Date: Monday, November 13th, 2023
Source: Freight Waves
Outbound tender volumes spiked out of two of the nation’s largest origins last week after a relatively subdued October. This unseasonal spike in demand may be a sign of things to come this holiday season after a year of shippers having a relatively easy time getting transportation capacity.
The Ontario, California, market is home to one of the U.S.’ largest warehousing districts known as the Inland Empire. Several Fortune 500 retailers have a presence here due to the proximity to the ports of Los Angeles and Long Beach. Demand spiked 26% to kick off November out of this market.
The Dallas market has grown in prominence over the past few years, becoming a top 5 market in terms of overall share of freight demand origination, and is in a state that has become a focal point of growth as supply chains diversify. Outbound tender volumes jumped 12% last week.
Both of these markets originate a large amount of freight that moves multiple days’ journey to the final destination — well upstream of the consumer.
While it is not terribly unusual to get demand spikes leading up to the holidays, they normally do not occur at this scale.
Looking at this historical national Outbound Tender Volume Index (OTVI), there are instances of demand growth at the start of November in three of the past five years. This jump in demand is generally 2-4%. The recent increase from a national perspective was 6.4%.
Traditionally, this level of increase would have led to a deterioration in capacity, but nearly all of these loads were accepted by carriers. And potentially more impressively, lead times between tender and requested pickup were reduced to near annual lows for both markets. Shorter lead times give carriers less time to position their trucks and are generally more difficult to cover.
Import booking volumes (IOTI), though subdued compared to the pandemic period, were unexpectedly strong in the third quarter, leading many to believe we were experiencing an early maritime peak season — generally occurring in August.

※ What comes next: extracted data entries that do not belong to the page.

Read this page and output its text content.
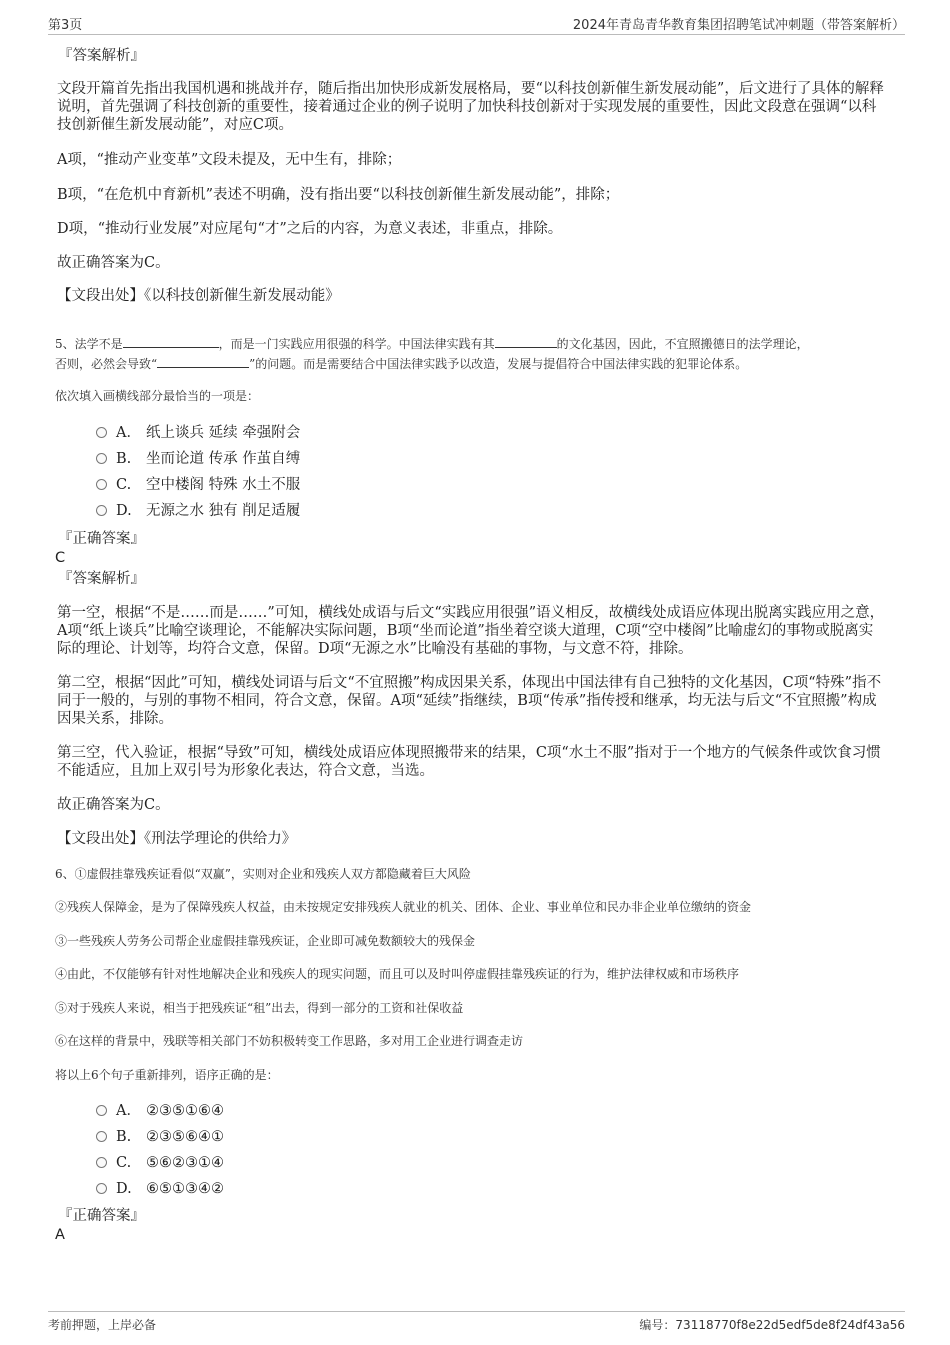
第3页	2024年青岛青华教育集团招聘笔试冲刺题（带答案解析）
『答案解析』
文段开篇首先指出我国机遇和挑战并存，随后指出加快形成新发展格局，要“以科技创新催生新发展动能”，后文进行了具体的解释说明，首先强调了科技创新的重要性，接着通过企业的例子说明了加快科技创新对于实现发展的重要性，因此文段意在强调“以科技创新催生新发展动能”，对应C项。
A项，“推动产业变革”文段未提及，无中生有，排除；
B项，“在危机中育新机”表述不明确，没有指出要“以科技创新催生新发展动能”，排除；
D项，“推动行业发展”对应尾句“才”之后的内容，为意义表述，非重点，排除。
故正确答案为C。
【文段出处】《以科技创新催生新发展动能》
5、法学不是	，而是一门实践应用很强的科学。中国法律实践有其	的文化基因，因此，不宜照搬德日的法学理论，
否则，必然会导致“	”的问题。而是需要结合中国法律实践予以改造，发展与提倡符合中国法律实践的犯罪论体系。
依次填入画横线部分最恰当的一项是：
A． 纸上谈兵 延续 牵强附会
B. 坐而论道 传承 作茧自缚
C. 空中楼阁 特殊 水土不服
D. 无源之水 独有 削足适履
『正确答案』
C
『答案解析』
第一空，根据“不是……而是……”可知，横线处成语与后文“实践应用很强”语义相反，故横线处成语应体现出脱离实践应用之意，A项“纸上谈兵”比喻空谈理论，不能解决实际问题，B项“坐而论道”指坐着空谈大道理，C项“空中楼阁”比喻虚幻的事物或脱离实际的理论、计划等，均符合文意，保留。D项“无源之水”比喻没有基础的事物，与文意不符，排除。
第二空，根据“因此”可知，横线处词语与后文“不宜照搬”构成因果关系，体现出中国法律有自己独特的文化基因，C项“特殊”指不同于一般的，与别的事物不相同，符合文意，保留。A项“延续”指继续，B项“传承”指传授和继承，均无法与后文“不宜照搬”构成因果关系，排除。
第三空，代入验证，根据“导致”可知，横线处成语应体现照搬带来的结果，C项“水土不服”指对于一个地方的气候条件或饮食习惯不能适应，且加上双引号为形象化表达，符合文意，当选。
故正确答案为C。
【文段出处】《刑法学理论的供给力》
6、①虚假挂靠残疾证看似“双赢”，实则对企业和残疾人双方都隐藏着巨大风险
②残疾人保障金，是为了保障残疾人权益，由未按规定安排残疾人就业的机关、团体、企业、事业单位和民办非企业单位缴纳的资金
③一些残疾人劳务公司帮企业虚假挂靠残疾证，企业即可减免数额较大的残保金
④由此，不仅能够有针对性地解决企业和残疾人的现实问题，而且可以及时叫停虚假挂靠残疾证的行为，维护法律权威和市场秩序
⑤对于残疾人来说，相当于把残疾证“租”出去，得到一部分的工资和社保收益
⑥在这样的背景中，残联等相关部门不妨积极转变工作思路，多对用工企业进行调查走访
将以上6个句子重新排列，语序正确的是：
A． ②③⑤①⑥④
B. ②③⑤⑥④①
C. ⑤⑥②③①④
D. ⑥⑤①③④②
『正确答案』
A
考前押题，上岸必备	编号：73118770f8e22d5edf5de8f24df43a56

While this may have been true, demand remained strong leading into early October, especially for the Port of Long Beach.
During the pandemic years, imports immediately were transferred to the rails or trucks and made their journey toward the consumers with downstream inventory levels consistently low. Now that inventories are mostly rightsized, shippers appear to be holding goods in upstream warehouses until signs of demand spark shipping activity instead of just moving it right away.
Basically, shippers are keeping inventory on a more just-in-time basis versus just-in-case with goods and transportation more consistently available.
As we approach the holiday season, this practice will get more expensive as capacity is less available and the sense of urgency for many retailers increases. While it may not mean a historic rise of rates or anything sustainable, it will lead to increasing instances of demand spikes and expedited or guaranteed service shipments.
Shippers are probably prepared to pay in these instances as the increases are nominal compared to the 2020-21 years. There still may be some instances of sticker shock after an extremely easy year for sourcing capacity.
All of this hinges on consumer resilience, but they have given no signs of slowing thus far.